Dean Jacobi said it was clear the people of Christchurch had been left fearful in the wake of the 7.1 magnitude earthquake which shook the region at 4.48am on a clear early spring morning.
"But they drew comfort from knowing their cathedral was not damaged. It gave great hope to them," she said.
Seeing the damage and speaking to people made her realise how traumatic the greater Hawke's Bay earthquake would had been. She has met many survivors of the '31 quake and never fails to be astonished at just how quickly the memories return.
"It was such an event in their lives that it seared itself into their minds - it is like a photo embedded there - so clear."
Dean Jacobi had also asked survivors if at the time they had blamed God for the death and destruction on February 3, 1931.
"They said no, they had not blamed God ... it was just a bad, terrible thing that happened."
Like the people of Christchurch who were thankful their cathedral had stood through the earthquake, they had been thankful churches had quickly got up and running again. Those who attended 80 years ago would not have all been deeply religious, she believed. "It was place of comfort for them. To be with others. A place of hope."
Dean Jacobi will be speaking at a survivors' afternoon tea in Napier next Thursday, as well as taking part in the city's commemorative service at the Sound Shell.
Four days of commemorations are planned from February 3, as a reflective prelude to the colourful Geon Art Deco Weekend set to spark into life on February 15.
It will be 80 years since the great quake, which registered 7.8 on the Richter scale and took the lives of 258 people, changed not only the lives of the region's populace, but the landscape itself.
The heart of Napier in particular was rebuilt according to the popular architectural styles of the day.
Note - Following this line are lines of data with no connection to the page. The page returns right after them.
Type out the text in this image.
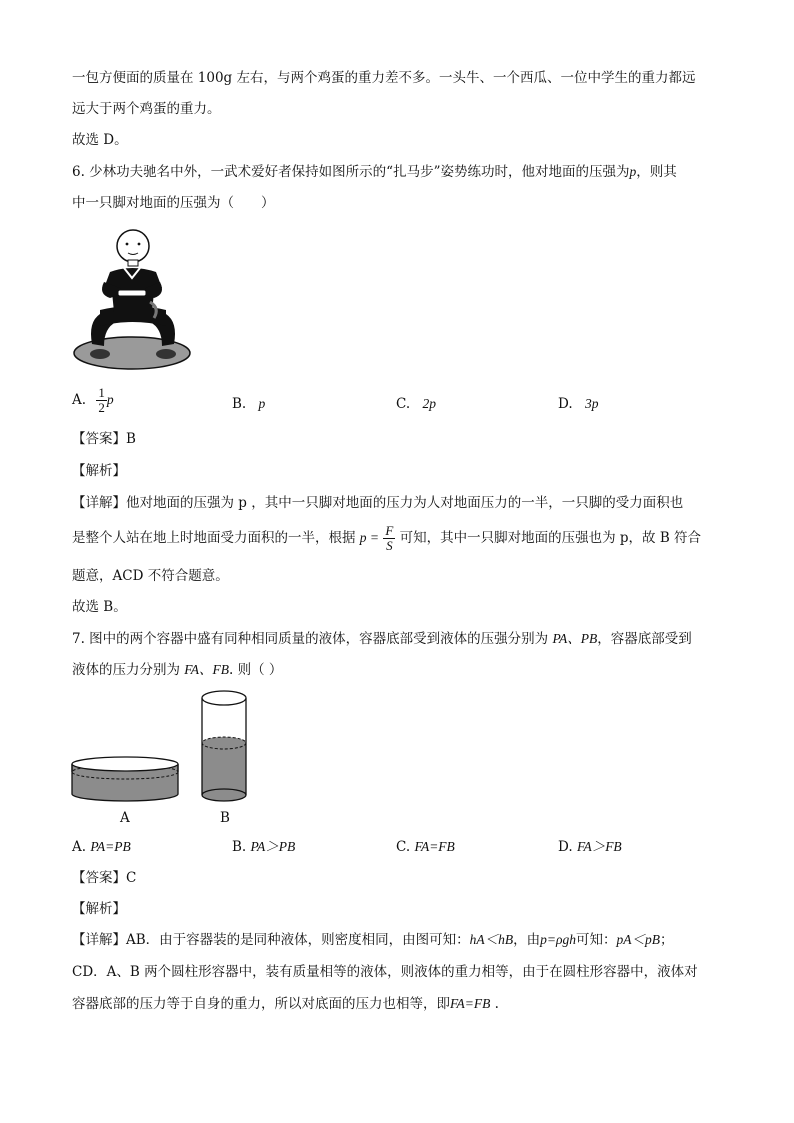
一包方便面的质量在 100g 左右，与两个鸡蛋的重力差不多。一头牛、一个西瓜、一位中学生的重力都远
远大于两个鸡蛋的重力。
故选 D。
6. 少林功夫驰名中外，一武术爱好者保持如图所示的“扎马步”姿势练功时，他对地面的压强为p，则其
中一只脚对地面的压强为（　　）
A. $\frac{1}{2}$ p	B. p	C. 2p	D. 3p
【答案】B
【解析】
【详解】他对地面的压强为 p ，其中一只脚对地面的压力为人对地面压力的一半，一只脚的受力面积也
是整个人站在地上时地面受力面积的一半，根据 $p = \frac{F}{S}$ 可知，其中一只脚对地面的压强也为 p，故 B 符合
题意，ACD 不符合题意。
故选 B。
7. 图中的两个容器中盛有同种相同质量的液体，容器底部受到液体的压强分别为 PA、PB，容器底部受到
液体的压力分别为 FA、FB. 则（ ）
A	B
A. PA=PB	B. PA＞PB	C. FA=FB	D. FA＞FB
【答案】C
【解析】
【详解】AB．由于容器装的是同种液体，则密度相同，由图可知：hA＜hB，由p=ρgh可知：pA＜pB；
CD．A、B 两个圆柱形容器中，装有质量相等的液体，则液体的重力相等，由于在圆柱形容器中，液体对
容器底部的压力等于自身的重力，所以对底面的压力也相等，即FA=FB .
Art Deco, now so globally cherished, rose from the ashes.
On February 3, there will be commemorative morning services in Napier and Hastings - with special significance at 46 minutes and 46 seconds after 10am, which was when the earthquake struck.
And as Dean Jacobi said, there would also be significance in that while the people of Hawke's Bay commemorate and remember what happened 80 years ago, the people of Christchurch are still struggling to come to terms with what has happened to their city.